L’altra Artemisia: cantante e suonatrice col vezzo di abiti ricercati e di seta
di Elio Clero Bertoldi
PERUGIA - Questo “Autoritratto come suonatrice di liuto” è un dipinto della pittrice romana Artemisia Gentileschi (1593-1656) artista di scuola caravaggesca.
L'opera - completata, pare, a Firenze alla corte di Cosimo II de’ Medici - è esposta nella Curtis Galleries, di Minneapolis.
La Gentileschi - che nel 1611 subì, in casa propria, a Roma, uno stupro (a 18 anni) ad opera del “maestro” Agostino Tassi, amico del padre (pure lui pittore), che lo aveva scelto per aumentare le qualità artistiche, già notevoli, della figlia - colse mentre era in vita successi significativi, anche economici, dalla sua arte, non solo a Roma, Firenze, Napoli, Venezia, ma pure a Londra.
La pittrice morì nel 1656 nell’ondata di peste che colpì l’area partenopea.

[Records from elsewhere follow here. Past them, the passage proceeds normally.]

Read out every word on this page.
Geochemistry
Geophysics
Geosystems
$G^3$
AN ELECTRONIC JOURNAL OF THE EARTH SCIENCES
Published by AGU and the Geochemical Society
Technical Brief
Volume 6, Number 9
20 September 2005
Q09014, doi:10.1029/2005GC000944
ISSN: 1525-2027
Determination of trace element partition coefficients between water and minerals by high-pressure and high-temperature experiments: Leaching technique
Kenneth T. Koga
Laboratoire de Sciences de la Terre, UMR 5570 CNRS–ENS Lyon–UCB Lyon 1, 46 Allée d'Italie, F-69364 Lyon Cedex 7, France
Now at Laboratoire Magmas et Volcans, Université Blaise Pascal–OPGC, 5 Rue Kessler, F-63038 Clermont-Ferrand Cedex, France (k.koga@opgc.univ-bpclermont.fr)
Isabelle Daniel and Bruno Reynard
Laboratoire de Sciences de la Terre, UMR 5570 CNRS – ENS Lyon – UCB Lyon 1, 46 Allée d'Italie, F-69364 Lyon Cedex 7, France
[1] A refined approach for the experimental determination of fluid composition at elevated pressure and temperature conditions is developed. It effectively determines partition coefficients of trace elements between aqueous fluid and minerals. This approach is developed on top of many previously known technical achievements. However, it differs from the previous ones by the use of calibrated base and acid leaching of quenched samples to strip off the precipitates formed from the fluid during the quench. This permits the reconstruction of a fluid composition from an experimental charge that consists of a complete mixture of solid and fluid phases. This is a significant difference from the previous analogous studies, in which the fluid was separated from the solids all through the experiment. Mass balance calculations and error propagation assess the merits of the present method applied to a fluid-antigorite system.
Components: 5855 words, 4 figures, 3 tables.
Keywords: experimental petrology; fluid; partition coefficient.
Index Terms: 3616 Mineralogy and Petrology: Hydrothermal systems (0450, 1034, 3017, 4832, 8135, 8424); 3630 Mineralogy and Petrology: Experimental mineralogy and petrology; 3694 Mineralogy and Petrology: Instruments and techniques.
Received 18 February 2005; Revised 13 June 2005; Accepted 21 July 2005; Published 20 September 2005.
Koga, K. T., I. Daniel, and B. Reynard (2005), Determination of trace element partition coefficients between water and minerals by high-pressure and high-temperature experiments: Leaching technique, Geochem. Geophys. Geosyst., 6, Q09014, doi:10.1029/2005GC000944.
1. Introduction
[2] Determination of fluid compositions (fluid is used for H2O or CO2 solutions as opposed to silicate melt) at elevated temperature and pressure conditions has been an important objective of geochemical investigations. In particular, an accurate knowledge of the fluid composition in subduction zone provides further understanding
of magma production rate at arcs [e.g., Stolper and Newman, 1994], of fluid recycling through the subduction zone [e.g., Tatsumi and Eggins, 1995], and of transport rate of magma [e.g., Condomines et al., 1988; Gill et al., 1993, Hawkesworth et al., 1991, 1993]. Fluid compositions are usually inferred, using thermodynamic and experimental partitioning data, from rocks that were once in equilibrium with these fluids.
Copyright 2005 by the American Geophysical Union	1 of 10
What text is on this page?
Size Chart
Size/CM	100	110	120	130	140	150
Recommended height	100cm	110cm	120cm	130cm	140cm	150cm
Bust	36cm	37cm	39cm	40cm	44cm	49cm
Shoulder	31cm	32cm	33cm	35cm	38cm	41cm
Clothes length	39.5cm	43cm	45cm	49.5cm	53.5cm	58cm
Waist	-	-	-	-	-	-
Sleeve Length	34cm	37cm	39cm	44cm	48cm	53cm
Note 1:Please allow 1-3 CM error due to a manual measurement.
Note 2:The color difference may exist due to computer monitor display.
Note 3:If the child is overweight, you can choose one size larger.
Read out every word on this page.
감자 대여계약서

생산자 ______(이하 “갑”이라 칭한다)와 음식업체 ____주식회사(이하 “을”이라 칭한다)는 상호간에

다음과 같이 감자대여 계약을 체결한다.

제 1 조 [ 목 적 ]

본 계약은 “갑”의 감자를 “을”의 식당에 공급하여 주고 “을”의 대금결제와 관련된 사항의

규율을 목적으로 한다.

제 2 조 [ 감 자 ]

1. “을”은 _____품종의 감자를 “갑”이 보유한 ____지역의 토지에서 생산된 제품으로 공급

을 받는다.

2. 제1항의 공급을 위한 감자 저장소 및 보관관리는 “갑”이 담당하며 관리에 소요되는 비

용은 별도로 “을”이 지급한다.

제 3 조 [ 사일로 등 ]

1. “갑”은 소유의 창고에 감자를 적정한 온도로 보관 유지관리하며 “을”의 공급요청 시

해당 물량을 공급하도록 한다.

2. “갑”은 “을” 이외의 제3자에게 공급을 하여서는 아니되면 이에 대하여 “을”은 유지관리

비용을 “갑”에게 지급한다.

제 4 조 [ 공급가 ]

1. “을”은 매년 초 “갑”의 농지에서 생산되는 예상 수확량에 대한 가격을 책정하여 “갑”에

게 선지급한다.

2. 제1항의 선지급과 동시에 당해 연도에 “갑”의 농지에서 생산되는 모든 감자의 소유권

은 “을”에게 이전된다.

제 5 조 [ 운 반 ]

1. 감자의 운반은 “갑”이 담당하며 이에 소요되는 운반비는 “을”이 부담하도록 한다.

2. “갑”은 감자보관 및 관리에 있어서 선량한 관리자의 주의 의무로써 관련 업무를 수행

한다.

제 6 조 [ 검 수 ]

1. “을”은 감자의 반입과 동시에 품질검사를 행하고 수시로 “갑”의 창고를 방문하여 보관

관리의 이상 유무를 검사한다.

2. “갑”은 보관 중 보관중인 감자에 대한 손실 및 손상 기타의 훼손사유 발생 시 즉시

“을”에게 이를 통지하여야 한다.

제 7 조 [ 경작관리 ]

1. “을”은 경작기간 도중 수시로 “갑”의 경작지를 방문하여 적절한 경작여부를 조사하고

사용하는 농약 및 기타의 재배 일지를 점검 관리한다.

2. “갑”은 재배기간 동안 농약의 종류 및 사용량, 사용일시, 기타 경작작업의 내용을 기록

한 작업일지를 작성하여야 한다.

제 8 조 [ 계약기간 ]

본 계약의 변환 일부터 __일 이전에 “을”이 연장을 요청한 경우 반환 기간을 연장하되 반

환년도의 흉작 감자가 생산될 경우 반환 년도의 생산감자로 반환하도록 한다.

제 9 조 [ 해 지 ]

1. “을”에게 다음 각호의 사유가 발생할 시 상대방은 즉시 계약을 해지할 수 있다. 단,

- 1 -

La salma venne tumulata nella chiesa di San Giovanni dei Fiorentini. Sulla lapide, andata perduta, due sole parole: “Heic Artemisia” (Qui Artemisia), a testimonianza di quanto la pittrice fosse conosciuta.
Il dipinto sottolinea anche un’altra particolarità di Artemisia: la pittrice sapeva suonare il liuto e possedeva una bella voce. Amava esibirsi in pubblico.
Tra i suoi vezzi l’eleganza nel vestire: sceglieva abiti di finissima seta - molti dei quali appaiono riprodotti nelle sue tele e non solo negli autoritratti, ma anche indosso ad altri personaggi femminili -, per i quali coltivava una irresistibile predilezione.